Imagine you are walking through the woods alone when you hear the sudden crack of a fallen branch. Startled, you jump and your brain starts to release stress signals to your body. The hair on the back of your neck stands up to detect any movements in the air. Your eyes open wider to let in more light. Your heart rate increases and blood is allocated toward your muscles. You might look around, listening for any more noises.
In this scenario, you are stressed and your body is allocating resources to functions that might be helpful in that scenario: your senses and muscles. You are prepared to defend yourself or run from an attacker, also called the fight or flight response.
Stress signals the brain to call for a reallocation resources for the task at hand. As an organism, survival is your job so a fight or flight response is advantageous for staying alive. The other processes in your brain must take a backseat, slowing down or stopping entirely. Stress is an adaptation that is good for short bursts to ensure your safety.

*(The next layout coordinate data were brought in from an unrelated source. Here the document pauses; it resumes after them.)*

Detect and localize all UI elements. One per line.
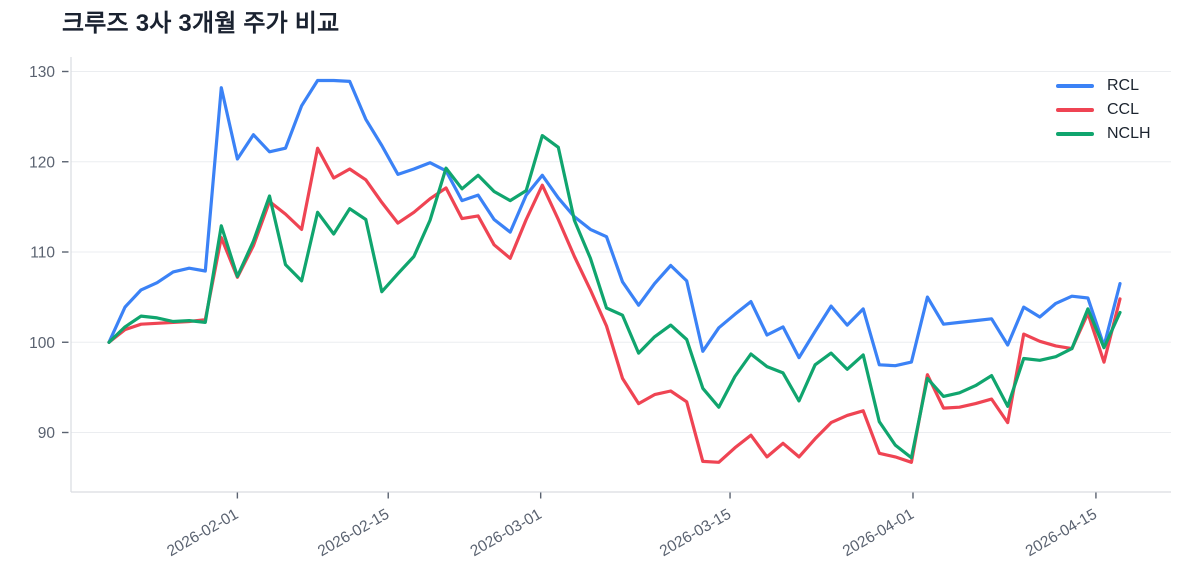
x-tick-label-2026-04-15: 2026-04-15 xyxy=(1023,506,1100,560)
legend-line-swatch-nclh xyxy=(1056,132,1094,136)
y-tick-label-120: 120 xyxy=(29,154,55,171)
legend-label-rcl: RCL xyxy=(1107,77,1140,94)
series-line-CCL xyxy=(107,146,1122,464)
y-tick-label-100: 100 xyxy=(29,335,55,352)
chart-legend: RCL CCL NCLH xyxy=(1056,74,1151,146)
chart-title: 크루즈 3사 3개월 주가 비교 xyxy=(62,10,340,37)
x-tick-label-2026-03-15: 2026-03-15 xyxy=(657,506,734,560)
x-tick-label-2026-03-01: 2026-03-01 xyxy=(468,506,545,560)
legend-line-swatch-ccl xyxy=(1056,108,1094,112)
series-line-RCL xyxy=(107,78,1122,368)
x-tick-label-2026-04-01: 2026-04-01 xyxy=(840,506,917,560)
legend-item-ccl: CCL xyxy=(1056,98,1151,122)
legend-label-ccl: CCL xyxy=(1107,101,1140,118)
legend-label-nclh: NCLH xyxy=(1107,125,1151,142)
y-tick-label-110: 110 xyxy=(30,245,55,262)
y-tick-label-130: 130 xyxy=(29,64,55,81)
series-line-NCLH xyxy=(107,134,1122,460)
x-tick-label-2026-02-15: 2026-02-15 xyxy=(315,506,392,560)
x-tick-label-2026-02-01: 2026-02-01 xyxy=(164,506,241,560)
y-tick-label-90: 90 xyxy=(38,425,56,442)
legend-line-swatch-rcl xyxy=(1056,84,1094,88)
legend-item-nclh: NCLH xyxy=(1056,122,1151,146)
legend-item-rcl: RCL xyxy=(1056,74,1151,98)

Let’s get you out of the woods and put you into a classroom. You no longer have to worry for your physical safety, but you have solidified the importance of an upcoming test. Because you have placed so much mental weight onto the outcome of the test, your brain does not have the ability to distinguish the test from a threat like you would experience in the woods. Your brain releases stress and your resources are reallocated to sharpen your senses and quicken your decisions.
However, unlike the woods, you don’t have the ability to run away from this threat. Students usually know when their tests are days or weeks ahead of time. Your short-term adaptation is now activated for much longer and it means your resources remain reallocated to deal with the stress.
The long-term allocation of resources from stress means long-term lack of resources for processes like digestion or hormone production. Maintaining a stressed lifestyle for long enough can literally kill you, for no better reason than your brain can’t keep you alive in this condition anymore.
Stress can be a very helpful signal to help you prepare for the impending future, but it is important to understand the toll that it takes on the rest of your body. We have created a society where our survival isn’t called into question nearly as often as in nature. The stress releasing adaptation doesn’t just go away. We get to choose what we give importance to, but we should be aware of the effect it has on our own brains.